Legislation will increase funds to state


Mississippi Governor Phil Bryant recently called for a special session to work out a plan that would put nearly $200 million a year into highways and bridges. 

Bryant called the five-day session with the purpose of creating the Mississippi Infrastructure Modernization Act of 2018. The act followed the recent discussions by the Magee and Mendenhall Boards of Aldermen on what to do with the use tax., which includes tax revenue gained from online purchases and sports betting.

The session also called for an act to create the Mississippi Lottery Law that would establish a state lottery.

 District 35 Senator Chris Caughman briefly summarized what took place during the five days. He explained that three different bills were passed. The first was SB 2001, which established the Mississippi Lottery Corporation to administer the lottery. Caughman explained that passing the bill is expected to generate 80 million dollars a year which will be used for repairs to roads and bridges across the state. It was also noted that any money generated above 80 million will go toward funding education.

HB 1 established the Mississippi Infrastructure Modernization Act. It specified what would be done with online sales tax collected by the state. Caughman said that 35 percent of the use tax collected would be divided among cities, counties, and the local system bridge replacement and rehabilitation program. He said that 15 percent each would go to counties and cities and the remaining 5 percent would be distributed to the local system bridge program. The money from this fund should be used to assist municipalities with cost associated with repair, maintenance and reconstruction of roads streets and bridges.

He said that to determine the amount that will be allocated to municipalities they have to establish a base expenditure. According to HB 1, base expenditure means the average annual expenditure made by a municipality for the purposes of repairing roads and bridges.

To calculate this, municipalities have been instructed to take the amount of money budgeted for that purpose for each of the last five years. Then they throw out the highest year and lowest year, and average the remaining three to establish their base expenditure. To be eligible to receive full funds from the Mississippi Infrastructure Modernization Act municipalities must spend no less than their base expenditure each fiscal year.

Funds for counties shall be distributed as follows: One-third shall be allocated to all counties in equal shares. One-third shall be allocated to counties based on the proportion that the total number of rural road miles in a county bears to the total number of rural road miles in all counties of the state. The final third shall be allocated to counties based on the proportion that the rural population of a county bears to the total rural population in all counties of the state, according to the latest federal decennial census.

After July 1 of 2020 the maximum amount of such funds that may be distributed to the county during that year shall not exceed the amount of county funds expended by the county during the previous county fiscal year.

Senator Caughman said that the use tax is expected to generate over 120 million dollars a year over a four year phase in period.

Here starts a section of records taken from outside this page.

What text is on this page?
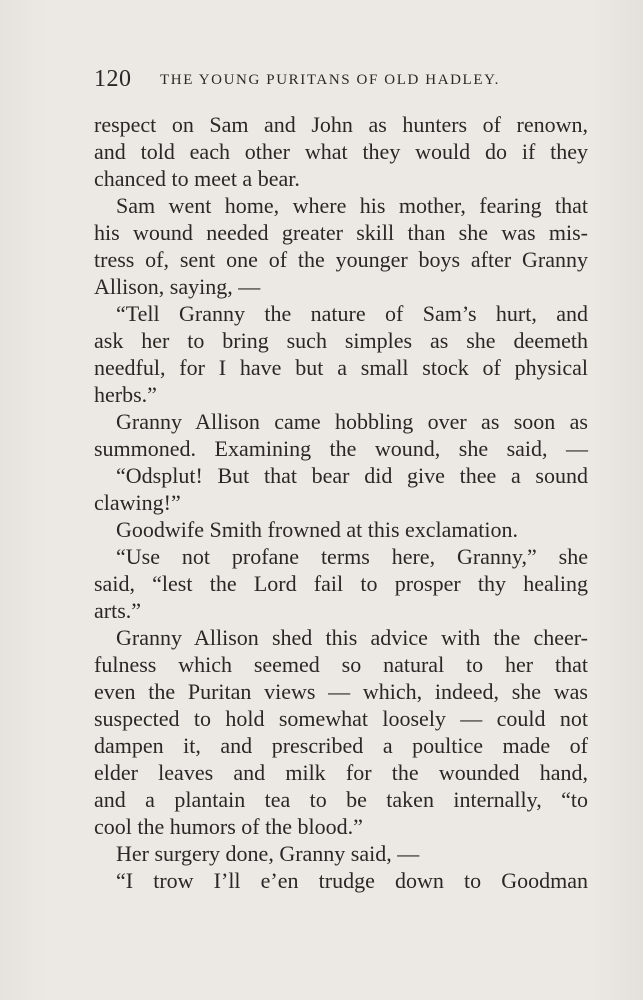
120 THE YOUNG PURITANS OF OLD HADLEY.
respect on Sam and John as hunters of renown,
and told each other what they would do if they
chanced to meet a bear.
Sam went home, where his mother, fearing that
his wound needed greater skill than she was mis-
tress of, sent one of the younger boys after Granny
Allison, saying, —
“Tell Granny the nature of Sam’s hurt, and
ask her to bring such simples as she deemeth
needful, for I have but a small stock of physical
herbs.”
Granny Allison came hobbling over as soon as
summoned. Examining the wound, she said, —
“Odsplut! But that bear did give thee a sound
clawing!”
Goodwife Smith frowned at this exclamation.
“Use not profane terms here, Granny,” she
said, “lest the Lord fail to prosper thy healing
arts.”
Granny Allison shed this advice with the cheer-
fulness which seemed so natural to her that
even the Puritan views — which, indeed, she was
suspected to hold somewhat loosely — could not
dampen it, and prescribed a poultice made of
elder leaves and milk for the wounded hand,
and a plantain tea to be taken internally, “to
cool the humors of the blood.”
Her surgery done, Granny said, —
“I trow I’ll e’en trudge down to Goodman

That number included revenue gained from casino sports betting. He said, “I believe it’s going to be bigger than that because more and more people are using online shopping.”

Simpson County Administrator Rhuel Dickinson reiterated that the various amounts of money given to the cities and counties will not be given in a lump sum. It instead will be dispersed over a four year period until the full amount due is attained. Dickinson also said that these new funds will very likely have additional rules and restrictions that may limit use.

The final bill passed during the five day special session was SB 2002, which divided funds received by the state from BP for economic damages in connection with the explosion and sinking of mobile drilling unit Deepwater Horizon.

Caughman said that a 75/25 split was agreed upon. He explained that 75 percent of the funds received would be split between coastal counties and the remaining 25 percent would go to the rest of the state. The state portion of the funds is expected to be approximately  $111 million.

Each of the bills passed was geared towards generating much needed revenue for the state. The special session concluded with both sides of the legislature and the governor saying they felt that progress was made towards improving Mississippi.